Agadez è lo pseudonimo dietro il quale si cela Giada Colagrande, cantautrice e compositrice oltre che regista, attrice e sceneggiatrice cinematografica. “Queendoms” è il suo album di esordio e rispecchia pienamente la ricerca espressiva dell’artista, che ha scelto come moniker un nome che evoca la simbologia Tuareg e che si è lungamente dedicata allo studio del sacro femminino e delle tradizioni esoteriche e sciamaniche d’Oriente e d’Occidente.

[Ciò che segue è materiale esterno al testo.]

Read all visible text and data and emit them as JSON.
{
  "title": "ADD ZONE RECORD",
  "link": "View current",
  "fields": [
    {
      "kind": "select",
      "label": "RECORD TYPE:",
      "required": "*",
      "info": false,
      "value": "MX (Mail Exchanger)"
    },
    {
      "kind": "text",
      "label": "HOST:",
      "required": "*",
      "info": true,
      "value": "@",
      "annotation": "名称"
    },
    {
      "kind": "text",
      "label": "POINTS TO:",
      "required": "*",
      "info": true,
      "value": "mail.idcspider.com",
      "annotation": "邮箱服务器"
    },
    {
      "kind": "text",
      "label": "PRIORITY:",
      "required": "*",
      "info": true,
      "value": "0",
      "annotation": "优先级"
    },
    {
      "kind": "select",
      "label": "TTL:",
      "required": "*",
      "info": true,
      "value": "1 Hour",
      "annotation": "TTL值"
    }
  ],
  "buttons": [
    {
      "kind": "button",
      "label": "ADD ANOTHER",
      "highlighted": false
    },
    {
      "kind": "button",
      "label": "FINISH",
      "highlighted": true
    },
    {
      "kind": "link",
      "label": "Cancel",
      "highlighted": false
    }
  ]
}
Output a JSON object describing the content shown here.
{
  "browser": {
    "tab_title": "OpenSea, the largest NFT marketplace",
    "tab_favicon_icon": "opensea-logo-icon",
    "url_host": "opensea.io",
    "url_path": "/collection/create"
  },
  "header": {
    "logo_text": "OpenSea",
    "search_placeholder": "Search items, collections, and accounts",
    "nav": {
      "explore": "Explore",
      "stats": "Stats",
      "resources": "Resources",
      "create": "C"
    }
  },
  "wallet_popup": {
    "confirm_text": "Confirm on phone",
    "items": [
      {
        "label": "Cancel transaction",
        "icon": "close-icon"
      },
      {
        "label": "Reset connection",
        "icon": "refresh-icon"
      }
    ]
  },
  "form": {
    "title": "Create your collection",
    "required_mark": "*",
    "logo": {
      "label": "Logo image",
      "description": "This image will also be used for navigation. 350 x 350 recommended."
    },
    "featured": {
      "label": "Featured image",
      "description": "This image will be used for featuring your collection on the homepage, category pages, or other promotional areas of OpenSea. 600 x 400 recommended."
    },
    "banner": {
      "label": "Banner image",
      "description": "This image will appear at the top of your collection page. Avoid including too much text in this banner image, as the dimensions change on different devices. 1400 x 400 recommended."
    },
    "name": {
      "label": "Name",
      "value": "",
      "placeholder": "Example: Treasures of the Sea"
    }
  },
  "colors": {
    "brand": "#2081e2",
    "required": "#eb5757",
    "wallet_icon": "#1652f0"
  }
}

Prima del debutto come solista, Giada ha collaborato con personaggi del calibro di Marina Abramovic e Franco Battiato e ha dato vita al progetto collettivo “The Magic Door”, basato sulla commistione tra indagine spirituale ed espressione artistica. Il percorso inaugurato dal nuovo disco parte dalla world music, con elementi di ispirazione celtica e dark folk, ma vuole anche trascendere i generi musicali creando atmosfere fortemente evocative, che si rifanno alle mitologie arcaiche e alle culture tribali, utilizzando principalmente voce, chitarra, tamburi a cornice e theremin. Queendoms vuole essere un viaggio di esplorazione attraverso i culti femminili successivi a quello primordiale della Dea Madre attraverso personificazioni e civiltà differenti. L’idea alla base del concept è che l’essenza della divinità sia la medesima, pur cambiando forma e nome attraverso i luoghi ed i periodi storici. Ogni brano dell’album, pertanto, è dedicato a una dea e ne descrive le peculiarità attingendo alle forme espressive della civiltà di appartenenza mediante la componente musicale, per poi invocarne i poteri e la manifestazione tramite le liriche, per le quali l’autrice ha utilizzato in prevalenza la lingua inglese.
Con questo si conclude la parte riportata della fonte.